TCK m. 165 hükmü, suçun manevi unsuru açısından da mülga kanundaki düzenlemeden ayrılmaktadır. Mülga kanunda, failin eşyayı cürmiyeyi satın almak ve saklamak fiilini “bilerek” işlemesi aranmaktaydı. Dolayısıyla söz konusu suçun olası kastla işlenmesi mümkün değildi. Yürürlükteki düzenlemede böyle bir ifadeye yer verilmediğinden, suçun olası kastla işlenmesi mümkün hâle getirilmiştir5 . Ayrıca mülga kanunda, suçun cezasının öncül suçun cezasından fazla olmaması öngörülmüştü. Yaptırım açısından bu şekilde bir sınırlamaya yürürlükteki kanunda yer verilmemiştir. Son olarak, mülga kanunda failin fiili itiyat haline getirmiş olması, cezasının ağırlaştırılmasını gerektirmekteyken; yürürlükteki kanunda herhangi bir ağırlaştırıcı neden düzenlenmemiştir6 .

II. KORUNAN HUKUKSAL DEĞER

Suç eşyasının satın alınması veya kabul edilmesi suçu açısından korunan hukuksal değer oldukça tartışmalıdır. Egemen görüşe göre, bu suçta korunmak istenen hukuksal değer malvarlığıdır7 . Zira bu fiilin işlenmesiyle birlikte, söz konusu eşya ya da malvarlığı değeri el değiştirdiğinden, mağdurun ona yeniden kavuşabilme şansı azalmaktadır. Böylece, öncül suçun failinin başkasının malvarlığını ihlal biçiminde yarattığı hukuka aykırı durum, suç eşyasının satın alınması veya kabul edilmesi fiili vasıtasıyla ve öncül suçun failiyle örtülü bir işbirliği içinde sürdürülmüş olmaktadır8 .

Bununla birlikte, korunan hukuksal değerin karma nitelikte olduğu da öne sürülmektedir. Bu görüşe göre, öncül suçun faili, suç eşyasının satın alınması veya kabul edilmesi vasıtasıyla suç eşyasını kolayca elden çıkarmış olmaktadır. Bu durum, bir yandan failin durumunu kolaylaştırarak malvarlığına karşı işlenen suçları teşvik etmekte; diğer yandan bu suçların adli organlarca tespitini güçleştirmektedir9 . Öyleyse suç eşyasının satın alınması ve kabul edilmesinin yasaklanmasıyla birlikte, malvarlığının yanı sıra kamu düzeninin ve adliyenin de korunduğu kabul edilmelidir10 .

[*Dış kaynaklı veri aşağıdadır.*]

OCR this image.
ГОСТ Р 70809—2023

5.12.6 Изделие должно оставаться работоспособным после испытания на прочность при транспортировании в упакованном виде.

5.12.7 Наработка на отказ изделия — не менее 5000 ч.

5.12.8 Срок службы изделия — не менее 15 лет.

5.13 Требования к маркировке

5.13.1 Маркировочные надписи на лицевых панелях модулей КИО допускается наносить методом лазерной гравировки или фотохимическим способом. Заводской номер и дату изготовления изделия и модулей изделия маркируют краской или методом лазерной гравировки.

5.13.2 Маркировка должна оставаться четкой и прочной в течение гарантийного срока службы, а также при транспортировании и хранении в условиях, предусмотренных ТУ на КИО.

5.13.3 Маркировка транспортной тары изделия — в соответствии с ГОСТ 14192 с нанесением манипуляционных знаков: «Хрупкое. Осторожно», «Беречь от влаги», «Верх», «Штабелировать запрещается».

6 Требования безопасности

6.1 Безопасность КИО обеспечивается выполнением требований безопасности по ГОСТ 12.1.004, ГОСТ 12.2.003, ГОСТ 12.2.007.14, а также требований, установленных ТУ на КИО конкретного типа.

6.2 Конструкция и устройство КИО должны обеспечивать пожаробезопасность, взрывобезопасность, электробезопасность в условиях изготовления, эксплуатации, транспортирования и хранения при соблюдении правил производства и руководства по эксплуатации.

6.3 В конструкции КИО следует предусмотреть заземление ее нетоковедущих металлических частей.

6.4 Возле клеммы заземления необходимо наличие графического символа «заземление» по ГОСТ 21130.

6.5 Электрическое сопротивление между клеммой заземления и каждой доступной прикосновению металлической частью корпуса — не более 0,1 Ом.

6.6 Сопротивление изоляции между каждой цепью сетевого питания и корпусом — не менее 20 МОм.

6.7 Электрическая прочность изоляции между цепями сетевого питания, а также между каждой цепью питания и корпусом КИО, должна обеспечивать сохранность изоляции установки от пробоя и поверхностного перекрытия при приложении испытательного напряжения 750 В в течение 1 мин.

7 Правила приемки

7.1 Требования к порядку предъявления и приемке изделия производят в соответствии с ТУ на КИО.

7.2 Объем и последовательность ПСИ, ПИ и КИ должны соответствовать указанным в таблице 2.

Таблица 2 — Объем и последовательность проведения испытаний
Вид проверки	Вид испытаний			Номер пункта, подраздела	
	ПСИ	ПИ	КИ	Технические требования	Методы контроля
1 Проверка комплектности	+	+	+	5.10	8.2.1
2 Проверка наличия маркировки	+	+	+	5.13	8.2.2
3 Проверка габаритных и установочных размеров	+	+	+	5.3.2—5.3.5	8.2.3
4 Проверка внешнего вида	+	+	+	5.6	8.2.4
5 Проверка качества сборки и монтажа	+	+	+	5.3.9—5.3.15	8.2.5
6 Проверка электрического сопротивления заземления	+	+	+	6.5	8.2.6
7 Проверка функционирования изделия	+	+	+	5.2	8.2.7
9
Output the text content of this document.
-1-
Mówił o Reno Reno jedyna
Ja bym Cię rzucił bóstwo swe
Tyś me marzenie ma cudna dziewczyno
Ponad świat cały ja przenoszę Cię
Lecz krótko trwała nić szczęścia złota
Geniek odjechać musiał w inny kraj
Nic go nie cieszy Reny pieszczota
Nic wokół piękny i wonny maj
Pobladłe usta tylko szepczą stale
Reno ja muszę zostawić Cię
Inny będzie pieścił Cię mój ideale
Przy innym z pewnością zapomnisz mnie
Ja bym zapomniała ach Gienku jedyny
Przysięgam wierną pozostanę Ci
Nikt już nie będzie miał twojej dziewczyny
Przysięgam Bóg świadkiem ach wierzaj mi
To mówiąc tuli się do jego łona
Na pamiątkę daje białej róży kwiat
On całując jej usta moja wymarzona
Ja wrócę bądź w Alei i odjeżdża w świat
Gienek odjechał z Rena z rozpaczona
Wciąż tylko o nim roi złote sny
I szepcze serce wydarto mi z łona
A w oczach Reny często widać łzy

Söz konusu fiilin yasaklanarak ceza yaptırımına tâbi tutulmasıyla birlikte hem kişilerin malvarlığının hem de kamu düzeninin ve adaletin işleyişinin korunduğu doğrudur. Ancak normun öncelikli koruma amacının tespit edilebilmesi için kanunun sistematiğinin göz önünde bulundurulması gerekmektedir. Bu suç, malvarlığına karşı suçlar arasında düzenlenmiştir. Dolayısıyla bu suçta korunması amaçlanan hukuksal değerin öncelikli olarak malvarlığı olduğu kabul edilmelidir.